さて、今回もゴブリンスレイヤーがゴブリンを倒すだけの物語が幕を開けていきます。といっても今回はゴブリンを倒しに行くまでに通り道をすることとなります。

今回ゴブリンスレイヤー一行が巻き込まれる事件は、『女神官がお世話になった葡萄尼僧がゴブリンの娘であるという噂が流れる』というもの。何とも酷い噂である。いわば人外認定、否定しようにも彼女のことを知らない人からしてみればどっちでもいい話であった。

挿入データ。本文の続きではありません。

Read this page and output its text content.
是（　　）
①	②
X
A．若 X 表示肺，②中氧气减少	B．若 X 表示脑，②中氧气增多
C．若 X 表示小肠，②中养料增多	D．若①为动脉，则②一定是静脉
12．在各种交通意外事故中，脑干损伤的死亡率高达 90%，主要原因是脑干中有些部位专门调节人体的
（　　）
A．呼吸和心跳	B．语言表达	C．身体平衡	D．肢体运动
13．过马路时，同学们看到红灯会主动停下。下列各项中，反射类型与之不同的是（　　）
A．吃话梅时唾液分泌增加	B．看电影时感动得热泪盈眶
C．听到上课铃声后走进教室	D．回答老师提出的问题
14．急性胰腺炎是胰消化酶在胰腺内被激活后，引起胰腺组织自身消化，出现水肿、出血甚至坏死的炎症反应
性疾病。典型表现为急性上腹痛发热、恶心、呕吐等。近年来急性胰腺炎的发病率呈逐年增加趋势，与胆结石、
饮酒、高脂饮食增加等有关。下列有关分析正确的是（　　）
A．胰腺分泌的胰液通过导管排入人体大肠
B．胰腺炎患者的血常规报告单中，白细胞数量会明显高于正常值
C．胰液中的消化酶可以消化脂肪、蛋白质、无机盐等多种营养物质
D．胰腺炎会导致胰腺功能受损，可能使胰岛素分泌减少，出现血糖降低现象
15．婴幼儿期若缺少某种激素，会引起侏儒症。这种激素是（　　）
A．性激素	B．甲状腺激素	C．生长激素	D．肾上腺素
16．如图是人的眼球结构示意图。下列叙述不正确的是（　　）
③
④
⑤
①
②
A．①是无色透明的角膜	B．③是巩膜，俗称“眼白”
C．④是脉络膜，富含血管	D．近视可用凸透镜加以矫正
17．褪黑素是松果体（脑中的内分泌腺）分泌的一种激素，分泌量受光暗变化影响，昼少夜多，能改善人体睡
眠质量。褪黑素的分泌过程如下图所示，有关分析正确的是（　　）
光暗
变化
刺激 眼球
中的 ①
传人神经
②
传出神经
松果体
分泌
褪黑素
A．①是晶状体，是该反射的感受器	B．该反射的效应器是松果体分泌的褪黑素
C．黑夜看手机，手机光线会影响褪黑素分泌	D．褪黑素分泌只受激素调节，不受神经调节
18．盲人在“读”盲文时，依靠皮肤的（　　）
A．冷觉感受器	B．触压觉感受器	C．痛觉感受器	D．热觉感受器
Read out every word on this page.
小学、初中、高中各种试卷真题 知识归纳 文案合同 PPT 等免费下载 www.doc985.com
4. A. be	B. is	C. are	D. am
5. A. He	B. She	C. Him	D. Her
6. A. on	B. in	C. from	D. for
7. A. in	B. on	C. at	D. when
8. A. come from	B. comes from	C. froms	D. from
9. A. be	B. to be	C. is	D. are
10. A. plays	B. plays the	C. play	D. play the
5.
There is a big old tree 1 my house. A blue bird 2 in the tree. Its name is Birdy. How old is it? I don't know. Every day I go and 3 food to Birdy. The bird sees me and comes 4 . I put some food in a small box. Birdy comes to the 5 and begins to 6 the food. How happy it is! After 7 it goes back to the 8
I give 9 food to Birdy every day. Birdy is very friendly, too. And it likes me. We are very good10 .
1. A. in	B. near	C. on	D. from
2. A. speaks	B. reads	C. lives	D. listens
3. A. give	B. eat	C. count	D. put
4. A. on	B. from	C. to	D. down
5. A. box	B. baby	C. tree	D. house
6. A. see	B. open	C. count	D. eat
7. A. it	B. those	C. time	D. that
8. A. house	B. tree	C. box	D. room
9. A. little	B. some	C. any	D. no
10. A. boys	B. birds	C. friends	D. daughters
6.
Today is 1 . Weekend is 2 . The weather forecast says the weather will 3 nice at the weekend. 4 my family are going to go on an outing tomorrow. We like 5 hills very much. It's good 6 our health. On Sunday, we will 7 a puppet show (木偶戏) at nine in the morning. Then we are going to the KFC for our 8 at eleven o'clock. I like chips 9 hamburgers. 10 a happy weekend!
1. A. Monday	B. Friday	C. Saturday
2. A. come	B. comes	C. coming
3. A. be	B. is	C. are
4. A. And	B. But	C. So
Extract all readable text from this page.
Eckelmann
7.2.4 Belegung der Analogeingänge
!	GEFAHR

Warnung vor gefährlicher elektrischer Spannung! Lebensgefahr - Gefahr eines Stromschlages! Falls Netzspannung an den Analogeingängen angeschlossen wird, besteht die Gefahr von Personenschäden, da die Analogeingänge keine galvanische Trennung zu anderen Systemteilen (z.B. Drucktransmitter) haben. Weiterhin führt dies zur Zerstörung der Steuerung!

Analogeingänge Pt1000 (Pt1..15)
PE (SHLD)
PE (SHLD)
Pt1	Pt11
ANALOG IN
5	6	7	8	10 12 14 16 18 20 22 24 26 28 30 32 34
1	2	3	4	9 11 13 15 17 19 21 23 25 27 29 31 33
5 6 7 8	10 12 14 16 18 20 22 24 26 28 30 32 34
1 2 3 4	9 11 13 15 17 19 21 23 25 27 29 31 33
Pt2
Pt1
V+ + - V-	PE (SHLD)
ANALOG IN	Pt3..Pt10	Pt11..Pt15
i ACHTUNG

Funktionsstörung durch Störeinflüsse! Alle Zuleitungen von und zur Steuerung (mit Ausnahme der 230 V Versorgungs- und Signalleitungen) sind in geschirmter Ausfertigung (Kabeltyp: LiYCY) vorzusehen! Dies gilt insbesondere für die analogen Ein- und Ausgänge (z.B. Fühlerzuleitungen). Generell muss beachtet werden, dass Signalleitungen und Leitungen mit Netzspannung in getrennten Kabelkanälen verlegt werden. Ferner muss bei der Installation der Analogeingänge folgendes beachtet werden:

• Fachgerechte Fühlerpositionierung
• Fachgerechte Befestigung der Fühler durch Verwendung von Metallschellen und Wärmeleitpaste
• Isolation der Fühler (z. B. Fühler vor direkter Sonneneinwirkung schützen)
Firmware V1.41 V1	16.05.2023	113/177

女神官がギルドに行けば、冒険者達が「あの葡萄園の尼僧がゴブリンから生まれたらしい」と噂する。女神官が耳を塞ぎ、身を震わせる様は何とも痛ましい。

そんな噂だけならば、百歩譲ってまだ良かった。この話の厄介なところは実害がでているのだ。

葡萄尼僧は名前の通り、葡萄園を経営している。その葡萄園では葡萄酒を作り、販売していた。しかし、ゴブリンから生まれた尼僧が作った葡萄酒は飲みたくないという人間が出てきたのだ。

商人としては噂として切り捨てることもできなくなった。例え噂は嘘だと分かっていても、販売していた酒や同時に棚に並べる食料が売れなくなっては困る。葡萄園から葡萄酒を買わなくなったとしても、誰が商人を責められようか。信用でなりたつ商人は何とも言えぬ立ち位置にいるのである。

そんな葡萄園をどうにかしたい……しかし、何も策が浮かばない女神官。彼女に何度も助けられたゴブリンスレイヤーは行動を起こすことになる。彼のありったけのポケットの中身を持ち出して、策を巡らしていき、少しずつだが動いていく。

そんな事件の裏側が、複数の視点から描かれていく。ゴブリンスレイヤーしかり、女神官しかり、挙げ句の果てには水の都の剣の乙女。さらには重戦士、槍使い、魔女にいたるまで。ゴブリンスレイヤーの思惑通りかはさておいて、状況は好転しつつあるような、ないような。

 

そんな事件の最後はゴブリン退治で締めてくれる。

相手はただのゴブリンではない。完全武装している集団である(どうして武装しているのかは本編を確認して欲しい)。その武装もそこらの軍隊と大差ないように思われる。いや、きっと普通に越えている。武器防具は当たり前、その上、陸上の最強兵器に水上の兵器まで登場するのだ。

そんな奴らに挑むのはゴブリンスレイヤー率いる一党。ゴブリン退治だけでなく、群像物のような楽しみもできる物語でした。